Fault tolerance, on the other hand, is better provided for by the Amazon platform:
- The EC2 network offers multiple regions and availability zones - which (theoretically) provide isolated and/or geographically separated data centres to avoid single points of failure
- Amazon offers monitoring (Cloudwatch) of a variety of instance metrics (CPU, network, disk I/O, etc), as well as custom metrics. These can be used as a trigger for launching new instances from a pre-built AMI, a process called 'Auto scaling'.
- EC2 has Elastic IP addresses - these are public IP addresses that can be reserved and quickly remapped to another instance on demand, allowing you to avoid the delays of DNS propagation when an instance goes down.

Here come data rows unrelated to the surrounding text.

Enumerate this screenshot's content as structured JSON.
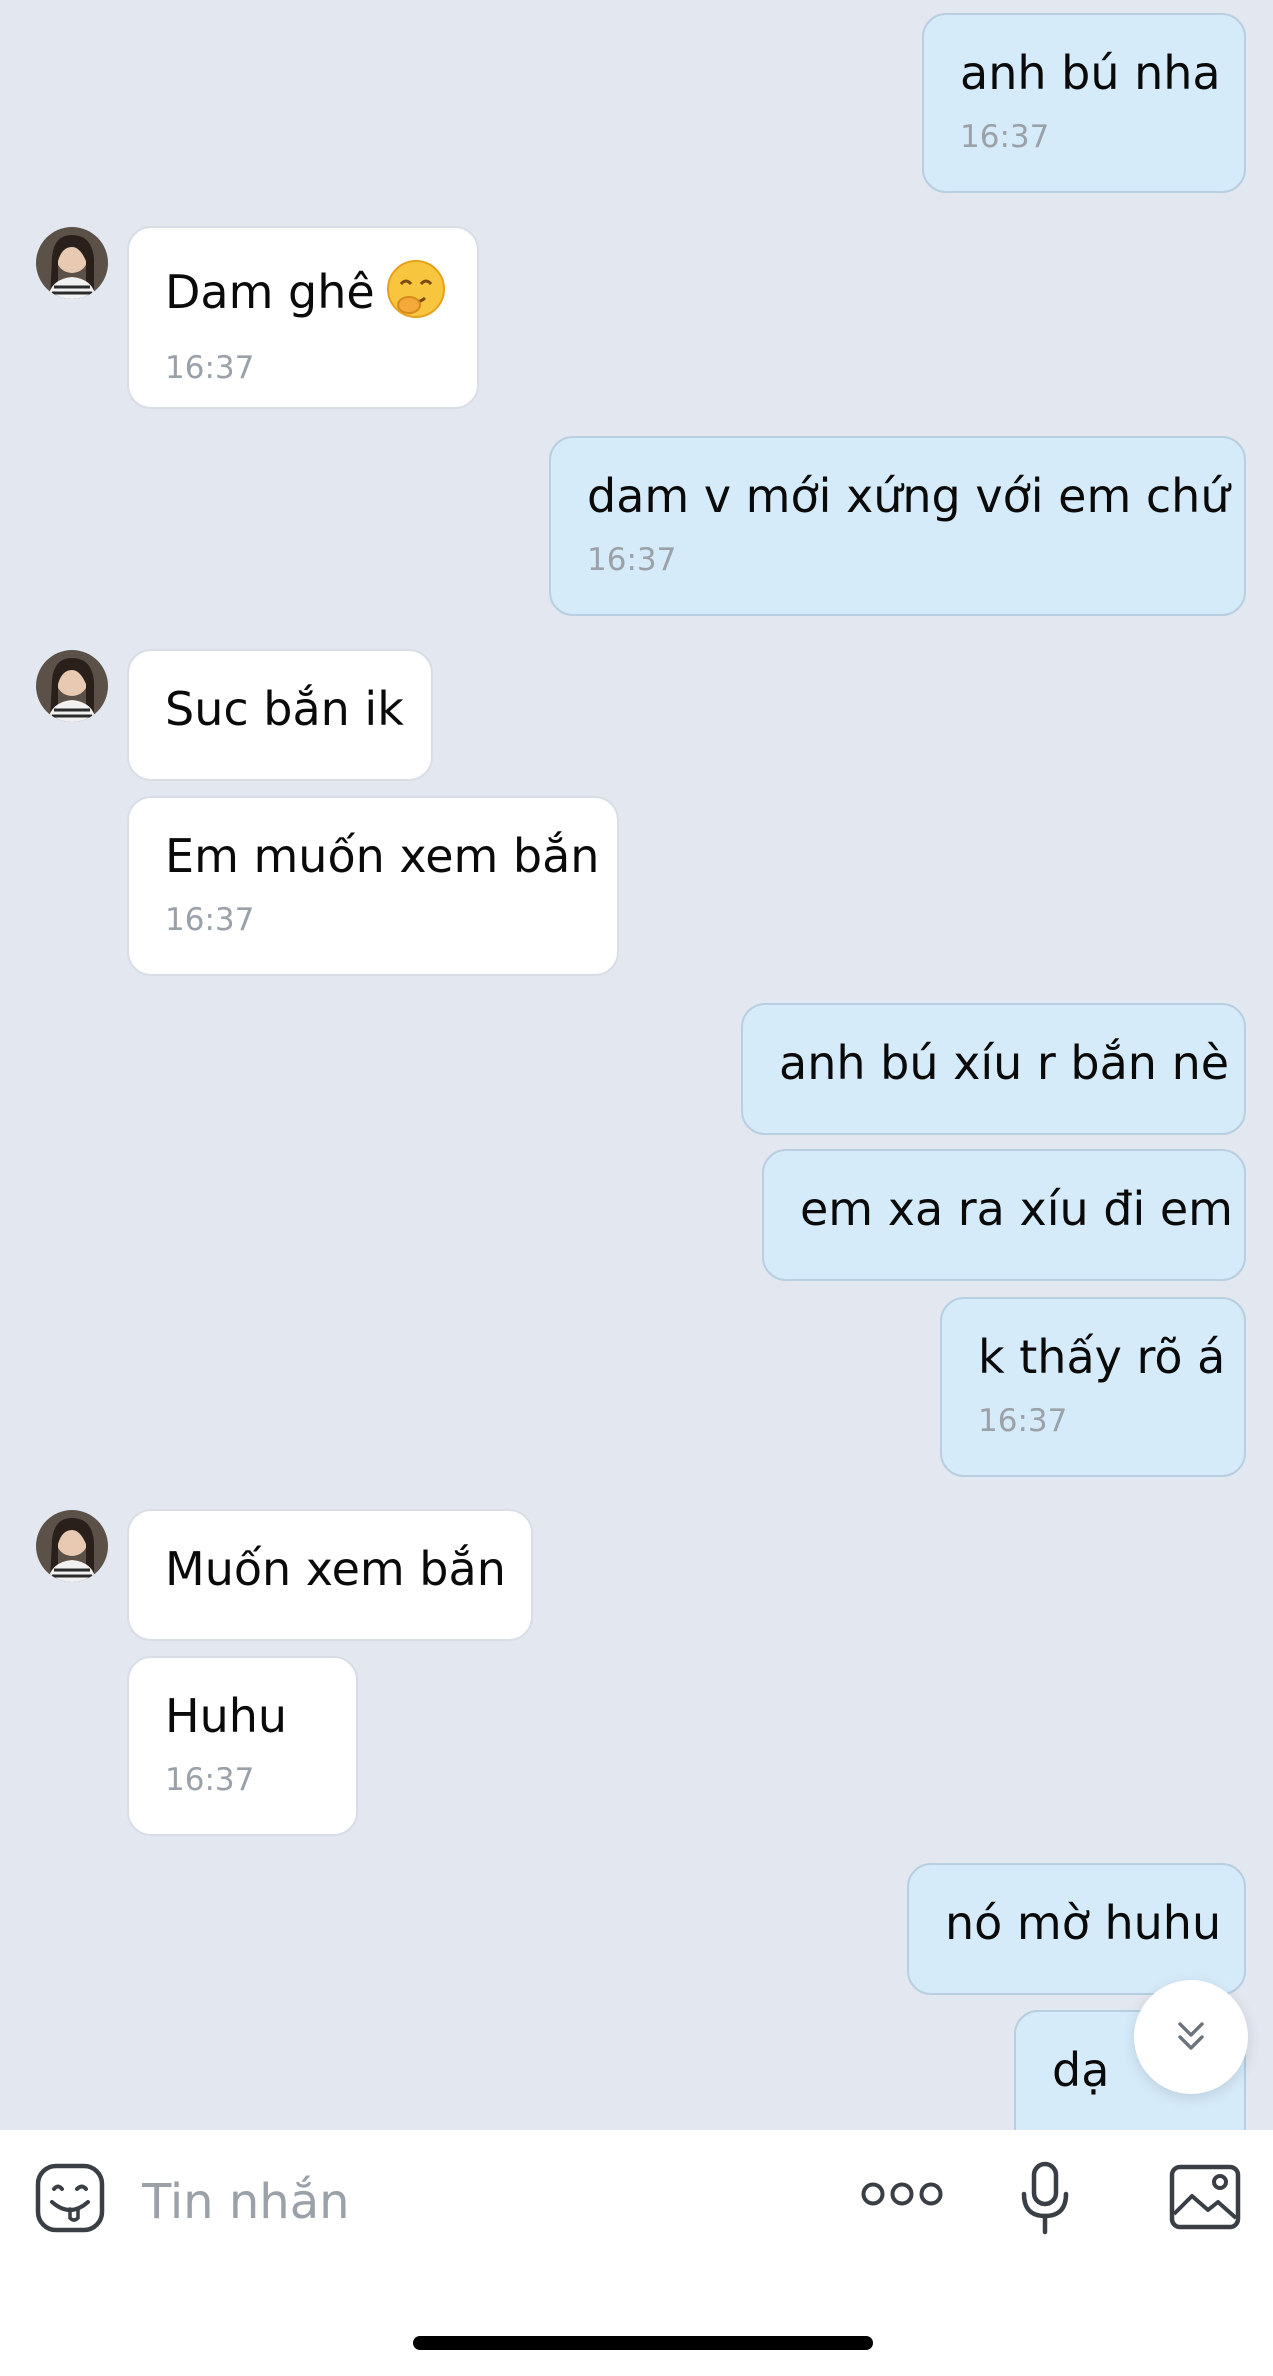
{
  "messages": [
    {
      "side": "out",
      "text": "anh bú nha",
      "time": "16:37"
    },
    {
      "side": "in",
      "text": "Dam ghê",
      "emoji": "thinking-laughing-emoji",
      "time": "16:37"
    },
    {
      "side": "out",
      "text": "dam v mới xứng với em chứ",
      "time": "16:37"
    },
    {
      "side": "in",
      "text": "Suc bắn ik"
    },
    {
      "side": "in",
      "text": "Em muốn xem bắn",
      "time": "16:37"
    },
    {
      "side": "out",
      "text": "anh bú xíu r bắn nè"
    },
    {
      "side": "out",
      "text": "em xa ra xíu đi em"
    },
    {
      "side": "out",
      "text": "k thấy rõ á",
      "time": "16:37"
    },
    {
      "side": "in",
      "text": "Muốn xem bắn"
    },
    {
      "side": "in",
      "text": "Huhu",
      "time": "16:37"
    },
    {
      "side": "out",
      "text": "nó mờ huhu"
    },
    {
      "side": "out",
      "text": "dạ"
    }
  ],
  "composer": {
    "placeholder": "Tin nhắn",
    "icons": [
      "sticker-icon",
      "more-icon",
      "microphone-icon",
      "image-icon"
    ]
  },
  "scroll_down_icon": "chevron-double-down-icon",
  "colors": {
    "background": "#e2e7f0",
    "incoming_bubble": "#ffffff",
    "outgoing_bubble": "#d6ebfa",
    "timestamp": "#9aa1a8",
    "icon": "#3a3f45"
  }
}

- Finally, Amazon has Elastic Load balancers - these are supposed to be designed to avoid a single point of failure, and to scale with incoming traffic (they do not suffer from the same bandwidth limitations that a single instance setup as a load balancer would be subject to). ELBs are able to monitor the 'health' of the back end instances, and work with auto scaling to maintain an appropriate number of instances.
In addition to the above, you can pass custom parameters to your newly launched instances, or retrieve information about your currently running instances fairly easily - which may allow you to script some of the setup (and, of course, AWS does have an API that will let you script all the actions they offer - including remapping an elastic IP address, launching new instances, detaching/attaching EBS volumes, etc).
You described 'files are kept on a separate, redundant EBS...[which is then] mounted'. Firstly, on EC2, an EBS volume can only be attached to one instance at a time (so to copy data to it, the EBS volume would need to be attached). It is up to you to maintain redundancy (you can setup RAID arrays of EBS devices, or do pretty much anything else). The problem though, is that sometimes EBS volumes are not detached when an instance actually crashes - you can force detach them though (which has a better, but not perfect success rate), and you can snapshot a EBS volume, even in use (which you could then create a new EBS volume from and launch an AMI using). It is better (lower time to recover, more flexible, etc) though, to maintain replicas of your data across multiple instances, as opposed to across multiple EBS volumes on the same instance.